Stage 3: The "Blatant Lying" Stage
With none of my prior strategies working, I created a third profile, this time trying to make it as unrelated to me as possible. By going through the ads for a hundred or so of the men on Connect4You- something I'd been doing periodically anyway to prove to myself that I'm not gay-I was able to pick out what I considered to be the most attractive elements of all their profiles. I then combined these traits together to form one uber-profile.
Quote: I would like to hold you in my arms, then buy things for you with my arms.
About me: I'm a 31-year-old lawyer. I am an incredible listener. I have been listening to things for years, and I am fucking amazing at it. I would like to listen to you talk about how your coworkers aren't as intelligent as you, and would like to know where you buy shoes. I would then like to show you the view from the balcony of my apartment, while we drink red wine, and I continue to listen to you describe things that annoy or delight you.
What I'm looking for: I want someone who's confident-someone who truly believes, deep down inside, that she is incredibly hot. I would also like someone that isn't fooling herself when she thinks that.
It would also be great if you are someone who isn't intimidated when faced with an enormous meat-wand, which Connect4You guidelines prevent me from outright claiming that I have.
Hobbies: Wearing shirts with my collar up, buying accessories for my cell phone.
Likes: Success, listening, the phrase "meat-wand"
Dislikes: The Amazing Race, MythBusters, Conan O'Brien
Stage 4: The "Screw You Bastards" Stage
Frustrated at my lack of success thus far, I vented my feelings the only way I knew how: By creating another online dating profile.
Quote: I'm only creepy on the inside.
About me: I'm a 27-year-old male. Science promises lifelike female robots within the next twenty years, but that's longer than I can wait. Consequently I need a girlfriend. Although I've never actually had sex, I have played several video games that simulate the act, and feel that that experience, combined with my catlike reflexes, means I'll have a pretty good handle on what's going on. So no worries there.
A side note: I am quite religious, and will only be able to date someone who is cool with me worshipping a pewter statue of Pat Sajak.
What I'm looking for: Twins if possible, bisexual twins preferably. Age-wise, it's probably best if you're over 18. No cops please.
Hobbies: Live Action Role Playing
Likes: Collecting edged weapons, Wheel of Fortune
Dislikes: Jeopardy, online relationships with girls that are actually a small team of FBI agents.
One response, from a team of FBI agents.
Stage 5: The "Giving Up On Society" Stage
Feeling marginally better about my attempt to freak out the squares at Connect4You, I was still stuck in the same boat I started in: girlfriendless. It wasn't until a couple weeks later when some errant clicking landed me on a really alarming fetish site, when I came to a startling revelation: People who are into fetishes are ugly. Someone who's into freaky sex is willing to do it with ANYONE, provided they're also into their particular flavor of freakiness. I don't have to be handsome, charming or pleasant, so long as I'm willing to get whaled on a bit before having sex. A bit of hunting found a considerably less savory contemporary of Connect4You, where I posted this:
Quote: I hope you need sex really bad, because really bad sex is my specialty.

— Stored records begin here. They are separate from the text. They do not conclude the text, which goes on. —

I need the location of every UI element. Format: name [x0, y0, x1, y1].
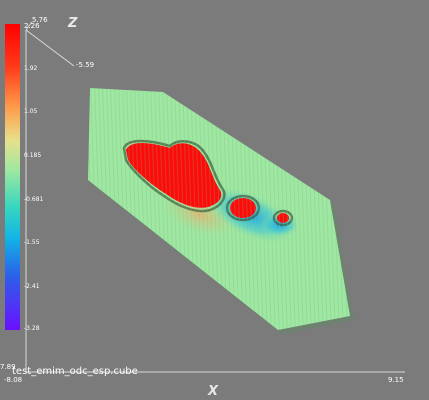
- y-axis-bottom-value: 7.89: [0, 363, 16, 371]
- y-axis-top-value: 5.76: [32, 16, 48, 24]
- colorbar-tick-label: 0.185: [24, 152, 42, 159]
- z-axis-label: Z: [68, 16, 78, 31]
- x-axis-min-value: -8.08: [4, 376, 23, 384]
- colorbar-tick-label: -2.41: [24, 283, 40, 290]
- colorbar-tick-label: -1.55: [24, 239, 40, 246]
- esp-isosurface: [88, 88, 354, 334]
- x-axis-label: X: [208, 384, 219, 399]
- y-axis-side-value: -5.59: [76, 61, 95, 69]
- x-axis-max-value: 9.15: [388, 376, 404, 384]
- colorbar-max-label: 2.26: [24, 22, 40, 30]
- colorbar-tick-label: -0.681: [24, 196, 44, 203]
- file-name-label: test_emim_odc_esp.cube: [12, 366, 138, 377]
- axis-lines: [25, 21, 405, 373]
- colorbar-tick-label: -3.28: [24, 325, 40, 332]
- colorbar-tick-label: 1.92: [24, 65, 38, 72]
- color-scale-bar: [5, 24, 20, 330]
- colorbar-tick-label: 1.05: [24, 108, 38, 115]
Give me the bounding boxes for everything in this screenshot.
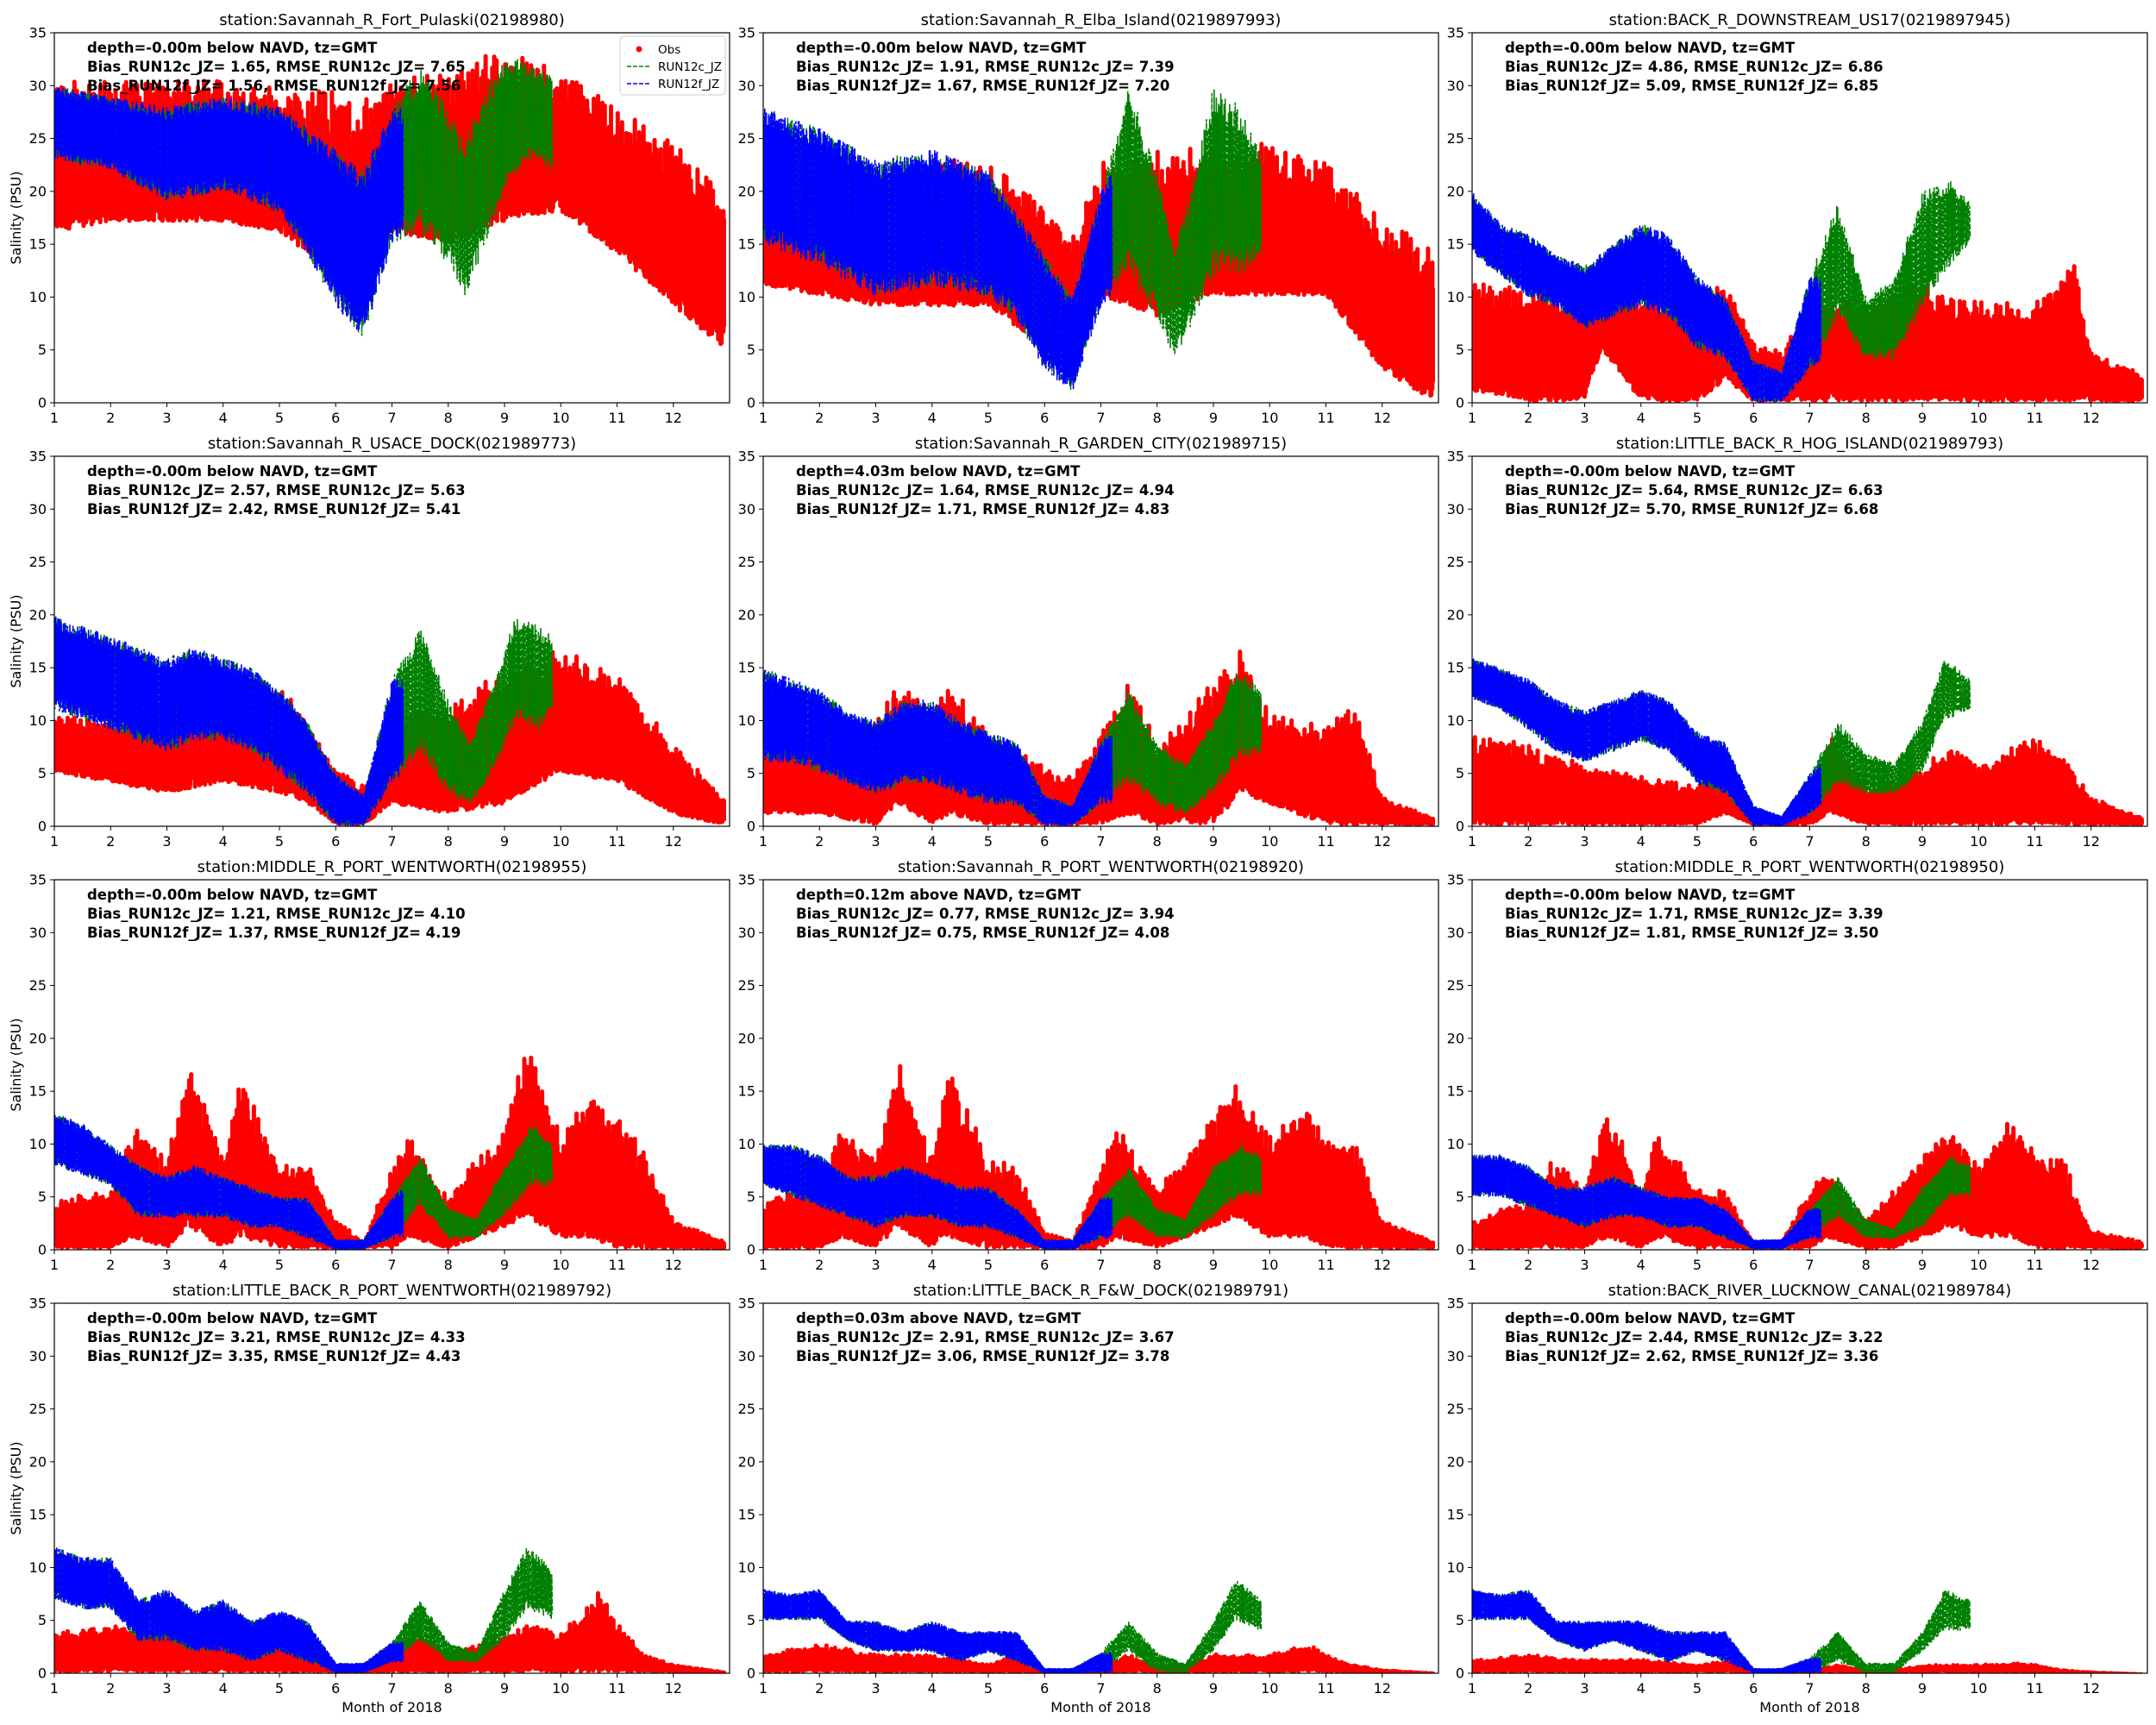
- y-tick-label: 5: [1456, 342, 1464, 358]
- x-tick-label: 8: [444, 410, 453, 426]
- y-tick-label: 35: [1447, 25, 1464, 41]
- y-tick-label: 20: [1447, 183, 1464, 199]
- obs-point: [1431, 286, 1435, 384]
- x-tick-label: 6: [1040, 410, 1049, 426]
- x-tick-label: 4: [219, 410, 228, 426]
- x-tick-label: 5: [1693, 410, 1702, 426]
- x-tick-label: 1: [1468, 410, 1476, 426]
- stats-annotation: depth=-0.00m below NAVD, tz=GMT: [87, 40, 378, 56]
- y-tick-label: 30: [29, 78, 47, 94]
- x-tick-label: 2: [815, 410, 824, 426]
- y-tick-label: 0: [1456, 395, 1464, 411]
- stats-annotation: Bias_RUN12c_JZ= 1.65, RMSE_RUN12c_JZ= 7.…: [87, 59, 466, 75]
- x-tick-label: 7: [1096, 410, 1105, 426]
- y-tick-label: 25: [1447, 130, 1464, 147]
- y-tick-label: 15: [1447, 236, 1464, 253]
- stats-annotation: depth=-0.00m below NAVD, tz=GMT: [1505, 40, 1796, 56]
- x-tick-label: 9: [500, 410, 509, 426]
- y-tick-label: 20: [738, 183, 755, 199]
- stats-annotation: Bias_RUN12c_JZ= 1.91, RMSE_RUN12c_JZ= 7.…: [796, 59, 1175, 75]
- legend: Obs RUN12c_JZ RUN12f_JZ: [619, 35, 726, 96]
- x-tick-label: 11: [2026, 410, 2043, 426]
- plot-content: [54, 53, 726, 347]
- x-tick-label: 2: [1524, 410, 1532, 426]
- y-tick-label: 30: [738, 78, 755, 94]
- x-tick-label: 10: [552, 410, 569, 426]
- obs-point: [2140, 378, 2144, 400]
- x-tick-label: 3: [1580, 410, 1589, 426]
- y-tick-label: 15: [738, 236, 755, 253]
- x-tick-label: 3: [871, 410, 880, 426]
- stats-annotation: Bias_RUN12f_JZ= 5.09, RMSE_RUN12f_JZ= 6.…: [1505, 78, 1878, 94]
- y-tick-label: 30: [1447, 78, 1464, 94]
- legend-label: Obs: [658, 43, 680, 57]
- y-tick-label: 5: [38, 342, 47, 358]
- y-tick-label: 0: [747, 395, 755, 411]
- x-tick-label: 5: [275, 410, 284, 426]
- y-axis-label: Salinity (PSU): [8, 171, 24, 264]
- x-tick-label: 11: [1317, 410, 1334, 426]
- x-tick-label: 9: [1918, 410, 1927, 426]
- x-tick-label: 8: [1862, 410, 1871, 426]
- x-tick-label: 5: [984, 410, 993, 426]
- x-tick-label: 7: [1805, 410, 1814, 426]
- y-tick-label: 0: [38, 395, 47, 411]
- x-tick-label: 7: [387, 410, 396, 426]
- x-tick-label: 4: [928, 410, 937, 426]
- x-tick-label: 9: [1209, 410, 1218, 426]
- x-tick-label: 12: [2083, 410, 2100, 426]
- x-tick-label: 1: [759, 410, 768, 426]
- chart-title: station:BACK_R_DOWNSTREAM_US17(021989794…: [1609, 11, 2011, 29]
- x-tick-label: 10: [1261, 410, 1278, 426]
- chart-title: station:Savannah_R_Fort_Pulaski(02198980…: [219, 11, 565, 29]
- y-tick-label: 5: [747, 342, 755, 358]
- x-tick-label: 6: [1749, 410, 1758, 426]
- x-tick-label: 11: [608, 410, 625, 426]
- x-tick-label: 1: [50, 410, 59, 426]
- x-tick-label: 3: [162, 410, 171, 426]
- stats-annotation: Bias_RUN12f_JZ= 1.67, RMSE_RUN12f_JZ= 7.…: [796, 78, 1169, 94]
- y-tick-label: 10: [29, 289, 47, 305]
- x-tick-label: 10: [1970, 410, 1987, 426]
- y-tick-label: 25: [738, 130, 755, 147]
- stats-annotation: depth=-0.00m below NAVD, tz=GMT: [796, 40, 1087, 56]
- y-tick-label: 15: [29, 236, 47, 253]
- y-tick-label: 10: [738, 289, 755, 305]
- legend-label: RUN12c_JZ: [658, 60, 722, 74]
- stats-annotation: Bias_RUN12f_JZ= 1.56, RMSE_RUN12f_JZ= 7.…: [87, 78, 461, 94]
- y-tick-label: 10: [1447, 289, 1464, 305]
- x-tick-label: 12: [1374, 410, 1391, 426]
- chart-title: station:Savannah_R_Elba_Island(021989799…: [921, 11, 1282, 29]
- y-tick-label: 20: [29, 183, 47, 199]
- x-tick-label: 8: [1153, 410, 1162, 426]
- x-tick-label: 4: [1637, 410, 1645, 426]
- x-tick-label: 12: [665, 410, 682, 426]
- y-tick-label: 35: [738, 25, 755, 41]
- x-tick-label: 6: [331, 410, 340, 426]
- obs-point: [722, 217, 726, 328]
- stats-annotation: Bias_RUN12c_JZ= 4.86, RMSE_RUN12c_JZ= 6.…: [1505, 59, 1883, 75]
- y-tick-label: 25: [29, 130, 47, 147]
- x-tick-label: 2: [106, 410, 115, 426]
- y-tick-label: 35: [29, 25, 47, 41]
- legend-marker-obs: [636, 46, 642, 53]
- legend-label: RUN12f_JZ: [658, 78, 719, 91]
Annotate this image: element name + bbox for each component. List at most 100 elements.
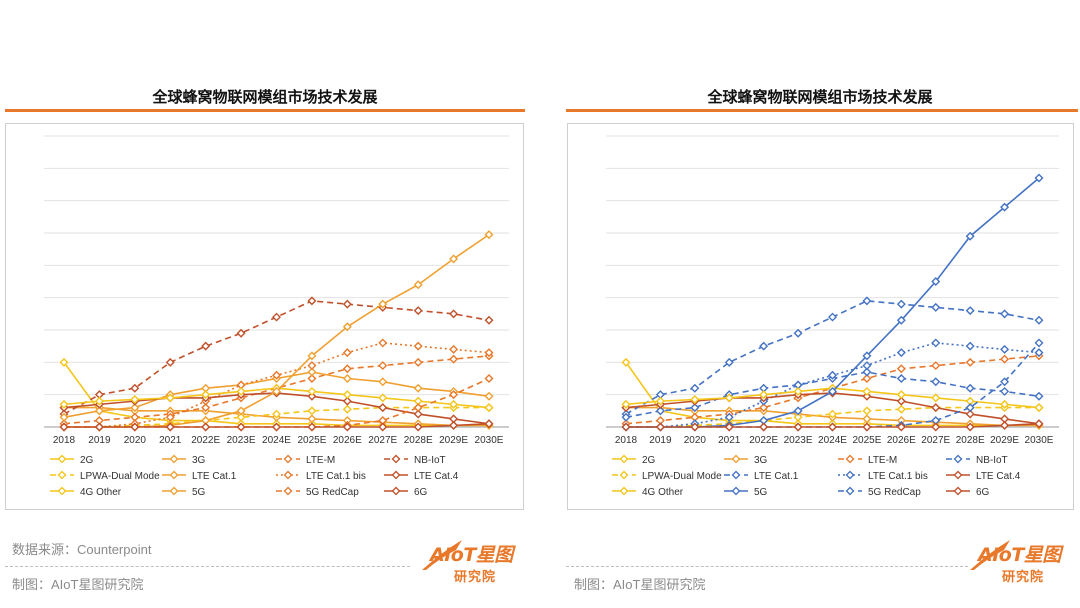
data-point	[236, 406, 246, 416]
legend-swatch-marker	[619, 470, 629, 480]
data-point	[94, 396, 104, 406]
data-point	[896, 348, 906, 358]
x-tick-label: 2019	[649, 435, 672, 446]
data-point	[130, 383, 140, 393]
data-point	[307, 367, 317, 377]
legend-swatch-marker	[283, 454, 293, 464]
data-point	[931, 338, 941, 348]
data-point	[862, 414, 872, 424]
data-point	[236, 422, 246, 432]
data-point	[1034, 391, 1044, 401]
data-point	[862, 374, 872, 383]
data-point	[413, 341, 423, 351]
data-point	[272, 386, 281, 396]
data-point	[862, 351, 872, 361]
data-point	[413, 383, 423, 393]
x-tick-label: 2028E	[956, 435, 985, 446]
x-tick-label: 2022E	[191, 435, 220, 446]
legend-item: LTE-M	[276, 454, 335, 466]
legend-label: 2G	[80, 455, 94, 466]
data-point	[1000, 354, 1010, 364]
legend-label: LPWA-Dual Mode	[80, 471, 160, 482]
data-point	[896, 404, 906, 414]
x-tick-label: 2023E	[784, 435, 813, 446]
data-point	[1034, 173, 1044, 183]
data-point	[342, 374, 352, 383]
legend-item: NB-IoT	[946, 454, 1008, 466]
data-point	[342, 322, 352, 332]
data-point	[307, 422, 317, 432]
data-point	[484, 230, 494, 240]
data-point	[896, 315, 906, 325]
legend-item: LPWA-Dual Mode	[612, 470, 722, 482]
data-point	[724, 422, 734, 432]
legend-label: 5G	[754, 487, 768, 498]
x-tick-label: 2029E	[990, 435, 1019, 446]
data-point	[413, 422, 423, 432]
x-tick-label: 2026E	[887, 435, 916, 446]
data-point	[449, 354, 459, 364]
data-point	[724, 393, 734, 403]
data-point	[965, 306, 975, 316]
right-title-rule	[566, 109, 1078, 112]
data-point	[1034, 403, 1044, 413]
data-point	[272, 409, 281, 419]
legend-swatch-marker	[731, 470, 741, 480]
data-point	[484, 374, 494, 383]
data-point	[931, 361, 941, 371]
x-tick-label: 2028E	[404, 435, 433, 446]
left-chart-title: 全球蜂窝物联网模组市场技术发展	[152, 88, 378, 106]
legend-label: 6G	[976, 487, 990, 498]
logo-swoosh-icon	[970, 540, 1010, 570]
legend-label: 4G Other	[642, 487, 684, 498]
data-point	[828, 422, 837, 432]
right-line-chart: 2018 2019 2020 2021 2022E 2023E 2024E 2025E 2026…	[606, 135, 1059, 498]
data-source: 数据来源：Counterpoint	[12, 542, 152, 557]
x-tick-label: 2018	[615, 435, 638, 446]
x-tick-label: 2026E	[333, 435, 362, 446]
data-point	[378, 422, 388, 432]
data-point	[378, 403, 388, 413]
data-point	[484, 348, 494, 358]
legend-item: NB-IoT	[384, 454, 446, 466]
legend-swatch-marker	[283, 470, 293, 480]
legend-item: LTE-M	[838, 454, 897, 466]
legend-swatch-marker	[169, 454, 179, 464]
logo-main-text: AIoT星图	[978, 544, 1061, 566]
x-tick-label: 2022E	[749, 435, 778, 446]
data-point	[59, 412, 69, 422]
data-point	[413, 409, 423, 419]
data-point	[342, 390, 352, 400]
data-point	[449, 254, 459, 264]
data-point	[165, 412, 175, 422]
data-point	[965, 422, 975, 432]
legend-swatch-marker	[619, 486, 629, 496]
data-point	[59, 357, 69, 367]
legend-label: LTE Cat.4	[976, 471, 1021, 482]
legend-label: 5G RedCap	[868, 487, 921, 498]
data-point	[724, 412, 734, 422]
left-line-chart: 2018 2019 2020 2021 2022E 2023E 2024E 2025E 2026…	[44, 135, 509, 498]
legend-swatch-marker	[391, 486, 401, 496]
data-point	[342, 404, 352, 414]
data-point	[931, 393, 941, 403]
data-point	[1034, 348, 1044, 358]
legend-swatch-marker	[845, 454, 855, 464]
series-6g	[621, 419, 1044, 432]
data-point	[272, 312, 281, 322]
data-point	[307, 391, 317, 401]
legend-label: 3G	[192, 455, 206, 466]
data-point	[759, 341, 769, 351]
legend-label: 2G	[642, 455, 656, 466]
legend-swatch-marker	[57, 454, 67, 464]
data-point	[621, 399, 631, 409]
data-point	[965, 357, 975, 367]
data-point	[621, 357, 631, 367]
series-nb-iot	[621, 296, 1044, 419]
data-point	[307, 374, 317, 383]
data-point	[896, 390, 906, 400]
data-point	[413, 306, 423, 316]
x-tick-label: 2023E	[227, 435, 256, 446]
data-point	[307, 351, 317, 361]
data-point	[236, 328, 246, 338]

About me: Have you ever heard of those jerks at Connect4You? Man those fucking ice queens piss me off. All with their coy little profiles featuring pictures of them wearing tank tops. Damn. Anyways, I'm willing to get hit. Go nuts.
What I'm looking for: Anyone. Seriously.
Hobbies: Doing things other people want me to do.
Likes: I guess I can deal with ball gags.
Dislikes: Knives and shit, Connect4You.
One response from a fat guy and his wife.